What Harris appreciates most is Kuhn’s ability to listen to players. Kuhn likes to ask questions as often as he offers answers. It comes back to the concept of “spiritual fitness.” Unlike physical, mental and social fitness, this is one that athletes must define for themselves. “Teams could have anybody from multiple different belief systems or some people who don’t even believe anything,” explains Kuhn. The question he asks is “What does spiritual fitness look like to you?”

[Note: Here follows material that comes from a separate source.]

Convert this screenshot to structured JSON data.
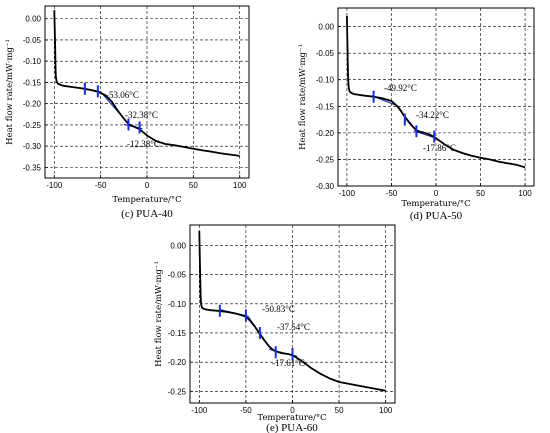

It comes down to this, Kuhn continues: “What do you fall [back] on when everything else crumbles apart; when mentally, you are struggling; when socially, your friends have bailed on you because you’re no longer the guy giving them free tickets; and when physically, you’ve had a career- or season-ending in-jury and you’ve been cut?”
Deep inside every athlete is a desire to contribute. It’s so entangled with their internal worth that it can take much less than “getting cut” to crush their spirits. But the realization that their talents have eroded — whether through age, injury, being made third-stringer or not being called up to roster one week — is as inevitable as a receding hairline. “I hope that whatever you articulate as spiritual fitness is going to be there to carry you,” Kuhn says.
What carries Herbie Kuhn is the certainty that God is always working behind the scenes to turn personal battles into blessings, and never has he needed to believe in this more.
“I want that to be the fulcrum that everything rotates around,” he says. “Whether I’ve lost my voice and I have to announce the next night, whether I have just had one of the best days in my life, or whether both of my parents have died within 47 days, whether there’s enough money in the bank account to plan a vacation or barely enough for specials on the grocery shelf, I have peace and that’s irreplaceable.”
This story first appeared in Broadview’s March 2022 issue.
Omar Mouallem is an author and filmmaker in Edmonton.